Reciting Keats?

Not exactly.

Then it must be about Greece

Reports say suicide, HIV and infant deaths have soared in post-crash Greece. The country that has seen drastic spending cuts, mainly in the social sector, thanks to the financial meltdown it witnessed in 2009-10.

The bailout funds from the European Union and IMF came with strict riders. One of the conditions, if you remember, was to privatise government assets worth €50 billion by end 2015. The government had also agreed to spending cuts worth €28 billion over five years.

How bad are things now?

Worse. Data from Eurostat show that one in five Greeks was jobless in 2013. Rising pension and wage cuts are taking a toll. In most government institutions, apart from massive layoffs, salaries were cut by about 30-40 per cent. And left with no choice, many people are killing themselves. Remember Apostolos Polyzonis, who set himself ablaze in end-2011 after his bank recalled his loan, leaving him with virtually nothing? He became an accidental mascot of the anti-austerity movement in Europe.

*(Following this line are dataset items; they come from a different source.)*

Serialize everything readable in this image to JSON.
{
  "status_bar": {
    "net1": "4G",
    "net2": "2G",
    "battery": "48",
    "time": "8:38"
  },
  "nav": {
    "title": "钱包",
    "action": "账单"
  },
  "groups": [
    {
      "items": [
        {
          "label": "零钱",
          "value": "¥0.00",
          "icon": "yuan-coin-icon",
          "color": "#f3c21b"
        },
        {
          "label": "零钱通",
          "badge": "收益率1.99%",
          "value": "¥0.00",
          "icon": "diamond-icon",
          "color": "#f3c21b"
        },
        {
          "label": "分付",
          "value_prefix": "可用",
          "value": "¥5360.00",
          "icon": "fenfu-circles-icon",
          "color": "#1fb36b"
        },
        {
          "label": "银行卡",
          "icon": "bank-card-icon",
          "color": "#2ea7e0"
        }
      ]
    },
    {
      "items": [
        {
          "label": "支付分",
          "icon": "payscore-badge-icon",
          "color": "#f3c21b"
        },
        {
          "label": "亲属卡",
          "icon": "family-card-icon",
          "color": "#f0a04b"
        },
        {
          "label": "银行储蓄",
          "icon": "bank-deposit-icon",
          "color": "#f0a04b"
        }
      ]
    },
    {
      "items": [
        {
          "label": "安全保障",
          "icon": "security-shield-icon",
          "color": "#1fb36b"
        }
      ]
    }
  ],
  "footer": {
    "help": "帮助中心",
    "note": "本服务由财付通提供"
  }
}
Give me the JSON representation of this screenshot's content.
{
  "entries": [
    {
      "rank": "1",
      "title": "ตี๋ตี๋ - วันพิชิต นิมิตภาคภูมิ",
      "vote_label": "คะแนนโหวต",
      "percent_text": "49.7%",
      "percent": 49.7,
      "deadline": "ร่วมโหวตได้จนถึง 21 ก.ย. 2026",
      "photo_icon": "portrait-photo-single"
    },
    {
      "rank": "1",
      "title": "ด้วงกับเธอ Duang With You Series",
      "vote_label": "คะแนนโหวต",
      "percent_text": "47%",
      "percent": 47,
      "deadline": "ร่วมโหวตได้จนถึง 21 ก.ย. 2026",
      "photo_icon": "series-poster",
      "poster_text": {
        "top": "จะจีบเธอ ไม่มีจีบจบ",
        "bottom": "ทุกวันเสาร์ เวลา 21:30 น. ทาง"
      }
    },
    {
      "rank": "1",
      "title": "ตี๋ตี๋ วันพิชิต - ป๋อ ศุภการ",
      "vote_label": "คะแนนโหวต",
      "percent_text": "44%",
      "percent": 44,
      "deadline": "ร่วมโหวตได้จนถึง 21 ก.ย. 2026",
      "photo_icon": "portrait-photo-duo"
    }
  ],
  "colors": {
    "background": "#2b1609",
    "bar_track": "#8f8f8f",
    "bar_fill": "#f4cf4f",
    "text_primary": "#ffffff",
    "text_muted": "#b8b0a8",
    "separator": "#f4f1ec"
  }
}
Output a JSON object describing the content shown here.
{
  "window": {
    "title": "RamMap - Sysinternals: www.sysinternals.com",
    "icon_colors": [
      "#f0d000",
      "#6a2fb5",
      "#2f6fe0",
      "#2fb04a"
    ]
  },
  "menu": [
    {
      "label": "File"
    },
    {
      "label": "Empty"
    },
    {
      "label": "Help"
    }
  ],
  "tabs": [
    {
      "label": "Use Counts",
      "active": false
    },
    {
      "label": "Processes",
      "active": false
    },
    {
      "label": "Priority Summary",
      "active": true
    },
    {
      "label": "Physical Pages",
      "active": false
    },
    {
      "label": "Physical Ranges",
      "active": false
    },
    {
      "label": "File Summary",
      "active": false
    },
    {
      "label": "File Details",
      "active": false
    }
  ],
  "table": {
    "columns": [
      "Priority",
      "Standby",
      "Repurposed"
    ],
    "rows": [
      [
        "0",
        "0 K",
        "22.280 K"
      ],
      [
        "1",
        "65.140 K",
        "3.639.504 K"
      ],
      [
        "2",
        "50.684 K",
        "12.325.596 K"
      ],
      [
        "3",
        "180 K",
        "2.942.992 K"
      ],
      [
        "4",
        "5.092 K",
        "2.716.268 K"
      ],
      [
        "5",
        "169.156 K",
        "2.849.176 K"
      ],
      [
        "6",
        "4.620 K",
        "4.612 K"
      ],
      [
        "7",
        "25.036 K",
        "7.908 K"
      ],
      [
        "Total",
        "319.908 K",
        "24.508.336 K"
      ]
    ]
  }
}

But critics say that austerity measures were the only way to save the country from the sovereign debt crisis.

Nowhere in the world have austerity measures helped. If you're interested, read Austerity, The History of a Dangerous Idea by Mark Blyth, Professor of Political Economy at Brown University. Blyth says austerity makes the debt only bigger and bigger, and never solves anything. Austerity policies have only worsened these problems.

Are you saying the austerity measures have delivered no good at all?

Well, the bond payments are sort of in control. A sovereign default, forgive the jargon, was avoided. But the public cost of such measures far outweighs the benefits. Take the crisis in Greece's public health for instance. A report by the London School of Hygiene and Tropical Medicine, which examined the impacts of cuts to healthcare, revealed startling data.

Tell me about it...

To start with, programmes such as distribution of syringes and condoms have seen budget cuts of 10 per cent in 2009 and about 25 per cent in 2010. This has led a dramatic rise in new HIV infections among drug users, from 15 in 2009 to 484 in 2012. The number of tuberculosis cases increased many times since 2009.

Thanks to cuts in mosquito-checking programmes, malaria is back with a bang. After an absence of 40 years.

Furthermore, cost cutting in hospitals (down 26 per cent) and drug spends (by €2.37 billion) have made it impossible for around 800,000 people to access medicines and health services.

The study says such situations have led to increased instances of depression in people (from 3.3 per cent in 2008 to 8.3 per cent in 2011). Suicide deaths are up 45 per cent from 2007 to 2011.

Which means more Polyzonis-type episodes…

Sadly, yes. Were you saying India should also impose heavy cuts in social spending?